Menurut JLL, ada lima tren kunci yang akan membentuk industri properti di Asia Pasifik pada tahun 2019:
1. Pertumbuhan aset-aset yang berkaitan dengan kehidupan.
Penambahan jumlah penduduk perkotaan di wilayah ini menyebabkan meningkatnya permintaan akan perumahan alternatif, termasuk akomodasi bagi pelajar, hunian bersama, hunian multi-keluarga, panti jompo serta rumah perawatan bagi para lansia.
Bagi para investor, sektor yang berkaitan dengan kehidupan ini menawarkan hasil yang menarik serta prospek pertumbuhan jangka panjang dan peluang diversifikasi portofolio. "Sektor-sektor baru ini siap mengalahkan investasi di bidang aset perumahan tradisional terkait dengan sifatnya dalam penggunaan ruang yang efisien, manajemen bangunan yang unggul, serta imbal hasil yang umumnya lebih tinggi.
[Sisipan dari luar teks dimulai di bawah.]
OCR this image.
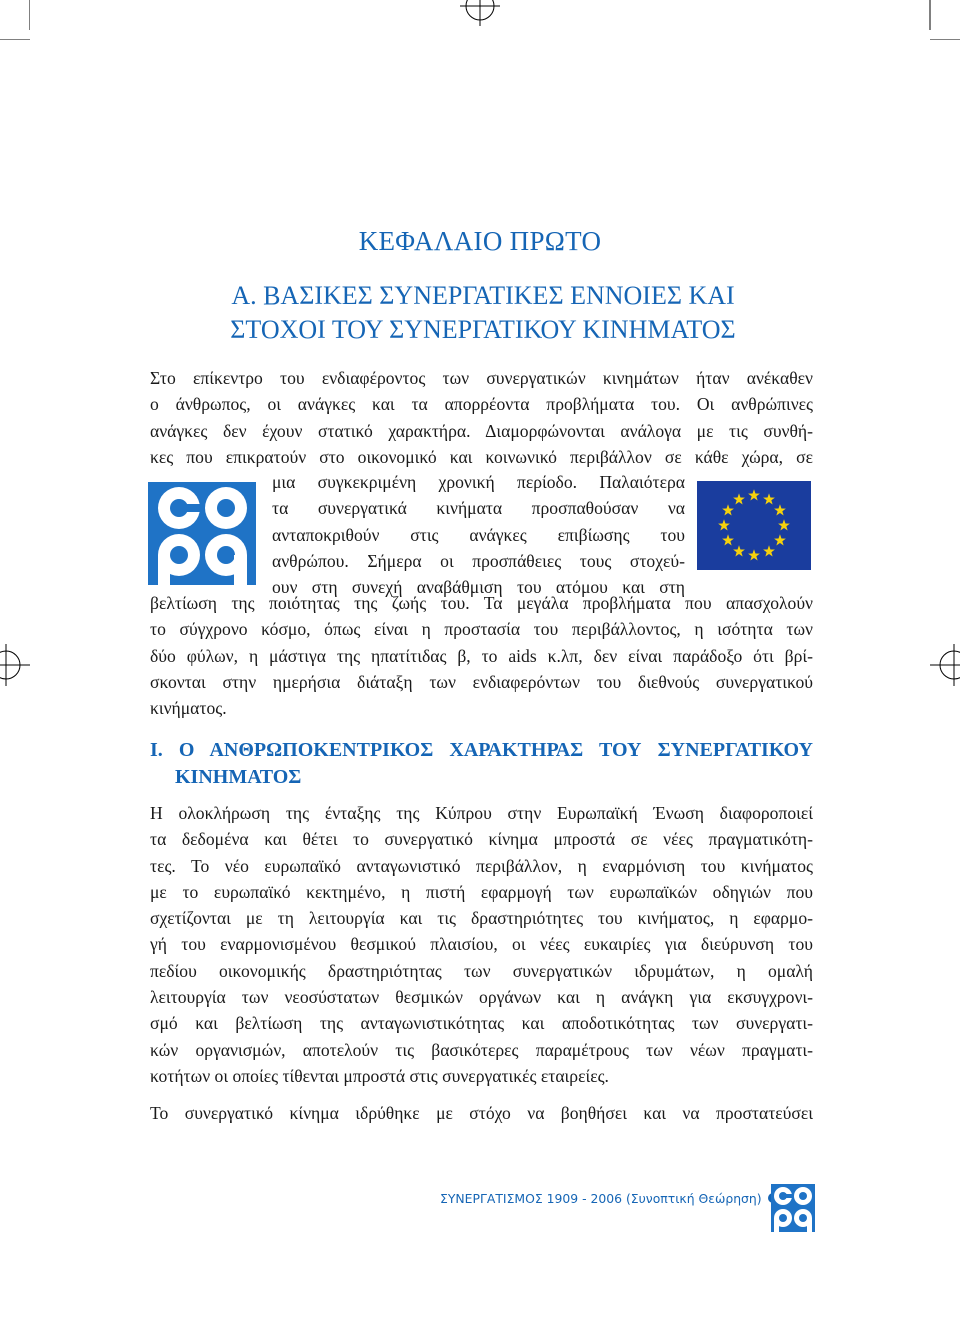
ΚΕΦΑΛΑΙΟ ΠΡΩΤΟ
Α. ΒΑΣΙΚΕΣ ΣΥΝΕΡΓΑΤΙΚΕΣ ΕΝΝΟΙΕΣ ΚΑΙ
ΣΤΟΧΟΙ ΤΟΥ ΣΥΝΕΡΓΑΤΙΚΟΥ ΚΙΝΗΜΑΤΟΣ
Στο επίκεντρο του ενδιαφέροντος των συνεργατικών κινημάτων ήταν ανέκαθεν
ο άνθρωπος, οι ανάγκες και τα απορρέοντα προβλήματα του. Οι ανθρώπινες
ανάγκες δεν έχουν στατικό χαρακτήρα. Διαμορφώνονται ανάλογα με τις συνθή-
κες που επικρατούν στο οικονομικό και κοινωνικό περιβάλλον σε κάθε χώρα, σε
μια συγκεκριμένη χρονική περίοδο. Παλαιότερα
τα συνεργατικά κινήματα προσπαθούσαν να
ανταποκριθούν στις ανάγκες επιβίωσης του
ανθρώπου. Σήμερα οι προσπάθειες τους στοχεύ-
ουν στη συνεχή αναβάθμιση του ατόμου και στη
βελτίωση της ποιότητας της ζωής του. Τα μεγάλα προβλήματα που απασχολούν
το σύγχρονο κόσμο, όπως είναι η προστασία του περιβάλλοντος, η ισότητα των
δύο φύλων, η μάστιγα της ηπατίτιδας β, το aids κ.λπ, δεν είναι παράδοξο ότι βρί-
σκονται στην ημερήσια διάταξη των ενδιαφερόντων του διεθνούς συνεργατικού
κινήματος.
Ι. Ο ΑΝΘΡΩΠΟΚΕΝΤΡΙΚΟΣ ΧΑΡΑΚΤΗΡΑΣ ΤΟΥ ΣΥΝΕΡΓΑΤΙΚΟΥ
ΚΙΝΗΜΑΤΟΣ
Η ολοκλήρωση της ένταξης της Κύπρου στην Ευρωπαϊκή Ένωση διαφοροποιεί
τα δεδομένα και θέτει το συνεργατικό κίνημα μπροστά σε νέες πραγματικότη-
τες. Το νέο ευρωπαϊκό ανταγωνιστικό περιβάλλον, η εναρμόνιση του κινήματος
με το ευρωπαϊκό κεκτημένο, η πιστή εφαρμογή των ευρωπαϊκών οδηγιών που
σχετίζονται με τη λειτουργία και τις δραστηριότητες του κινήματος, η εφαρμο-
γή του εναρμονισμένου θεσμικού πλαισίου, οι νέες ευκαιρίες για διεύρυνση του
πεδίου οικονομικής δραστηριότητας των συνεργατικών ιδρυμάτων, η ομαλή
λειτουργία των νεοσύστατων θεσμικών οργάνων και η ανάγκη για εκσυγχρονι-
σμό και βελτίωση της ανταγωνιστικότητας και αποδοτικότητας των συνεργατι-
κών οργανισμών, αποτελούν τις βασικότερες παραμέτρους των νέων πραγματι-
κοτήτων οι οποίες τίθενται μπροστά στις συνεργατικές εταιρείες.
Το συνεργατικό κίνημα ιδρύθηκε με στόχο να βοηθήσει και να προστατεύσει
ΣΥΝΕΡΓΑΤΙΣΜΟΣ 1909 - 2006 (Συνοπτική Θεώρηση)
Panti jompo, misalnya, menawarkan keuntungan antara 11%-14% di Tokyo, dan 8%-12% di Singapura.” jelas Crow
2. Mengembangkan ruang kerja yang fleksibel untuk menarik bakat.
Saat ini, semakin banyak perusahaan yang menggunakan ruang kerja bersama sebagai suatu cara untuk mengembangkan inovasi di antara para karyawan dan memenangkan persaingan dalam merekrut karyawan berbakat. Fokus baru dalam meningkatkan pengalaman sumber daya manusia ini telah menyebabkan peningkatan dalam penggunaan ruang kantor yang fleksibel seperti co-working dan serviced offices.
Megan Walters, Head of Asia Pacific Research JLL memperkirakan, ruang kerja yang fleksibel akan mencapai 30% dari portofolio beberapa perusahaan-perusahaan properti komersial di seluruh dunia padatahun 2030. Ini berarti konsolidasi pasar akan semakin sering terjadi seperti misalnya pemilik properti serta pengembang akan mulai menawarkan ruang fleksibel milik mereka sendiri, membentuk usaha bersama dengan perusahaan co-working, atau merger dan akuisisi yang terjadi antar perusahaan co-working.
3. Bertambah banyaknya pusat logistik dan data
Dengan semakin meningkatnya peran Asia Pasifik sebagai pemimpin dalam e-commerce global, tuntutan bagi organisasi-organisasi untuk mendirikan infrastruktur penyimpanan data serta memiliki fasilitas pergudangan untuk barang-barang fisik ritel mereka akan semakin meningkat.
James Taylor, Head of Research, JLL Indonesia mengungkapkan, pasar gudang logistik modern telah berkembang selama beberapa tahun terakhir di Indonesia dan para investor akan terus menampung permintaan pengguna baik dari sektor e-commerce, grup perusahaan barang konsumen, perusahaan-perusahaan logistik pihak ketiga serta pabrikan. "Tingkat okupansi tetap tinggi namun pasar kekurangan pasokan - terutama di wilayah Jabodetabek dan Surabaya." katanya.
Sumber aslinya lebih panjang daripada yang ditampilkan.